L'Explication Prémisse
Cet article dit que lorsqu'un dommage porte atteinte à l'environnement, la première obligation est de réparer « en nature » : on doit tenter de remettre l'environnement dans son état antérieur (restauration, dépollution, réhabilitation). Si cette réparation directe est impossible (pour des raisons juridiques ou pratiques) ou insuffisante, le juge peut condamner le responsable à payer des dommages et intérêts. Ces sommes doivent être utilisées pour réparer l'environnement et sont versées au demandeur qui peut mettre en œuvre les mesures, ou, si ce dernier n'en est pas capable, à l'État.
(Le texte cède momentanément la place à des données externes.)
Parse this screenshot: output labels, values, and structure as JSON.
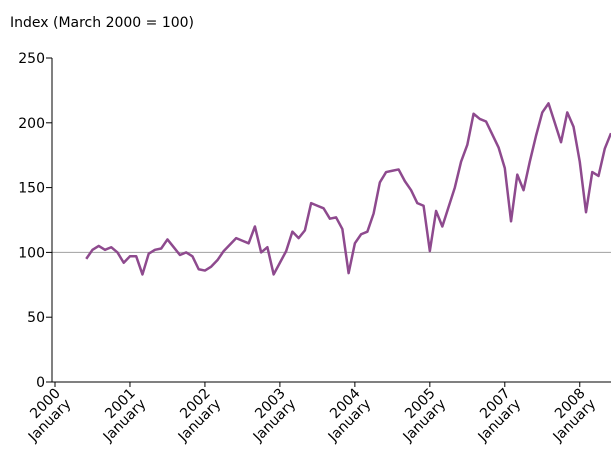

Lorsqu'on fixe le montant du préjudice, on tient compte des mesures de réparation déjà réalisées, notamment celles prévues par le régime prévu dans le code de l'environnement.
Une usine déverse des produits chimiques dans une rivière, détruisant des zones de frayère et polluant les berges. La première mesure exigée est que l'usine finance et réalise la dépollution et la restauration des berges (réparation en nature). Si certaines espèces ont disparu et qu'il est impossible de rétablir entièrement l'écosystème, le juge condamne l'usine à verser une somme destinée à financer des actions de réparation complémentaires (reboisement des berges, réintroduction d'espèces, création de nouvelles zones humides). Si l'association de protection locale qui a porté l'affaire n'a pas la capacité d'organiser ces travaux, la somme est versée à l'État pour qu'il finance ou pilote les mesures. Le montant tiendra compte des interventions d'urgence déjà réalisées pour limiter la pollution.
- Priorité à la réparation en nature : restauration, dépollution, remise en état de l'écosystème.
- Si réparation en nature impossible (de droit ou de fait) ou insuffisante, le juge peut accorder des dommages et intérêts.
- Les dommages et intérêts sont spécifiquement affectés à la réparation de l'environnement (destinés à financer les mesures de remise en état).
- Les sommes sont versées au demandeur lorsqu'il peut réaliser les mesures ; à défaut, elles sont versées à l'État.
- L'évaluation du préjudice prend en compte les mesures de réparation déjà effectuées (pour éviter une double compensation).
- La formulation couvre l'impossibilité de droit (ex. contraintes juridiques) et de fait (ex. impossibilité technique ou biologique de rétablir l'état antérieur).
- Le juge a un rôle central : il apprécie l'opportunité et le montant des mesures financières quand la réparation en nature n'est pas adéquate.